2004, it appears, was simply a continuation of the downward cycle of duck production in the breeding grounds, and that, more than anything, is the culprit in the poor-harvest caper.

At the start of last season, some hunters, recognizing the trend, began calling for decreased hunting days and bag limits, and they hoped those pleas would have an impact when waterfowl managers got together this year to set dates and limits.

But the U.S. Fish and Wildlife Service uses a complicated formula, called Adaptive Harvest Management, to regulate duck hunting in the lower 48. It takes the guesswork and politics out of the process.

Managers simply plug in numbers from a wide range of data, and the formula tells them which harvest criteria to use for that season.

This year the formula once again called for a 60-day season with a six-duck-per-day limit.

"It was very near the boundary line for a moderate package (45 days, five ducks), but it fell in the liberal zone (60 days, six ducks)," Helm said.

The liberal limits have been authorized for this year despite a fairly substantial fall of 9 percent in the number of breeding mallards from last year.

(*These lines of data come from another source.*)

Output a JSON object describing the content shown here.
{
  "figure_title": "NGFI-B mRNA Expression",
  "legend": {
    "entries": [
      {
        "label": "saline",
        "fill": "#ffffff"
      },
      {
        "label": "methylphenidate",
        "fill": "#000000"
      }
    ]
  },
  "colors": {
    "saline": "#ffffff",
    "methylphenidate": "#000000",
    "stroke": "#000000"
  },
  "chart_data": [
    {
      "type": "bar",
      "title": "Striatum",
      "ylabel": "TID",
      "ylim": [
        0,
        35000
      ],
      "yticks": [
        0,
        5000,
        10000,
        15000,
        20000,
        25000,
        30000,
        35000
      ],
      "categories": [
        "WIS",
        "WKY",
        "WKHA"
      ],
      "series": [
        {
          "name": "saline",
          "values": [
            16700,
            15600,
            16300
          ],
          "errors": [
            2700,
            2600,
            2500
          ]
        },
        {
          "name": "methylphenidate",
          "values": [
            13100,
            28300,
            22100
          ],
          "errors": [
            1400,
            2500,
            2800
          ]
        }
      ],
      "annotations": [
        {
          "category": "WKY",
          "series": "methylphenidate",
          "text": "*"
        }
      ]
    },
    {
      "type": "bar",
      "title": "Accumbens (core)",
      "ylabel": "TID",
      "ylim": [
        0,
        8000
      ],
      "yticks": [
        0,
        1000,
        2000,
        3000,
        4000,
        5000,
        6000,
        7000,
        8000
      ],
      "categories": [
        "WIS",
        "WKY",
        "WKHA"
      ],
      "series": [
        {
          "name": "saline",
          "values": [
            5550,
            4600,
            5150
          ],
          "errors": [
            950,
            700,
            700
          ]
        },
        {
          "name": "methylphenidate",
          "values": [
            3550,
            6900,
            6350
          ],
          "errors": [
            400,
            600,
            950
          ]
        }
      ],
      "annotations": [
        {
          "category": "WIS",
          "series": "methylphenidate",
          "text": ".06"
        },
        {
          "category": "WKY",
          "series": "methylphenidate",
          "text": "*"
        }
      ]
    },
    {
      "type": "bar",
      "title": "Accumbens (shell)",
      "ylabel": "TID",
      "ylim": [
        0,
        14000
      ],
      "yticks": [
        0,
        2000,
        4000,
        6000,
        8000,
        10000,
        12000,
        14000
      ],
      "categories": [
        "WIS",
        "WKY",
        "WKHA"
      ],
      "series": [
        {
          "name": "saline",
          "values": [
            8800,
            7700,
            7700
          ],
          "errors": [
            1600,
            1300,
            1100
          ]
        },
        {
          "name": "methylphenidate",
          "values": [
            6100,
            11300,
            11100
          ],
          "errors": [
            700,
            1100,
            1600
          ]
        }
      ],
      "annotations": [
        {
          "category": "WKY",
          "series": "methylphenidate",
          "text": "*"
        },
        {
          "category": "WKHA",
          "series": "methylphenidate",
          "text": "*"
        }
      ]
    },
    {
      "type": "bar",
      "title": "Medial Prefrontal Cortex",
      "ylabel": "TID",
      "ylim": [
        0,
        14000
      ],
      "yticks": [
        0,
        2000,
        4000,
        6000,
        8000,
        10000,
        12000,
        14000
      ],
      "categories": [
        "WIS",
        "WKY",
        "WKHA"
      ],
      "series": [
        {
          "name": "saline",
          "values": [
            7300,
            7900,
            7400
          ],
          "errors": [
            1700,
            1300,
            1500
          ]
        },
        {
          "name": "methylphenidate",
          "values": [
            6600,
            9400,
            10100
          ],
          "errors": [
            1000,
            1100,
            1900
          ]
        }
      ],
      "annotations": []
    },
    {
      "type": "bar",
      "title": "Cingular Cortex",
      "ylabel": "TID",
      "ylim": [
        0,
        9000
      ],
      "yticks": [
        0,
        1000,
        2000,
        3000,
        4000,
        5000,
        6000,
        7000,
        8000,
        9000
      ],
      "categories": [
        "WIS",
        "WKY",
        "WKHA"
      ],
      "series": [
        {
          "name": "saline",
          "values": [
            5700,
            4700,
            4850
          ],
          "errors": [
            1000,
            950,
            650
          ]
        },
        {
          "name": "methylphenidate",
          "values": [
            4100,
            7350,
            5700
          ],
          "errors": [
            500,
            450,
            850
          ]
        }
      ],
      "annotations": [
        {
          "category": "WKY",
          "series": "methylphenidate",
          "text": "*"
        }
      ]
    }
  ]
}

Mallards are the key species entered into the AHM formula.

The hit delivered by that fall was cushioned by a Canadian pond count that was about as good as biologists could have hoped for.

In May, researchers counted 3.9 million ponds in Canadian prairie lands, up a remarkable 56 percent from last year and 17 percent higher than the long-term average.

And to make the situation even better, more rains fell in late May, June and July, and ponds formed from those rains weren't included in the count.

"There were lots of reports of farmers being unable to harvest crops, and some even unable to plant crops (because of the rainfall)," Helm said.

All that water will benefit ducks — and duck hunters — both this year and in the future, according to Delta Waterfowl President Rob Olson.

"Recent rains could mean we'll see a better re-nesting effort from hens this year," he said. "More wetlands could also result in improved brood survival.

"Another benefit is that the ground is soaking up a lot of water, which could translate into improved wetland conditions by next spring."

Two species that are extremely important to Louisiana hunters should benefit immensely from the mid-summer rains.

"Blue-winged teal and gadwall are late-nesters, so we would expect their production to be good," Helm said.

That's great news for hunters because it will affect the age ratio of the ducks in the fall flight. During the poor-production years since 2000, Louisiana hunters have complained that the relatively few ducks that have flown down have been extremely wary and call-shy.

But the increased moisture on the nesting grounds should translate into more young birds filling skies — and, more importantly, dive-bombing decoy spreads — in the Bayou State.

That can be seen in the Fish and Wildlife Service's fall-flight prediction for mallards. Even though the breeding count fell 9 percent to 6.8 million, biologists are predicting a fall flight of 9.3 million mallards, which is statistically the same as last year's prediction.

That means a larger percentage of the birds will be the gullible, young-of-the-year rookies that hunters love.

And if a low spins off the coast of the Carolinas at the same time one is twisting over the Great Lakes, those beautiful birds will darken the skies over the Bayou State.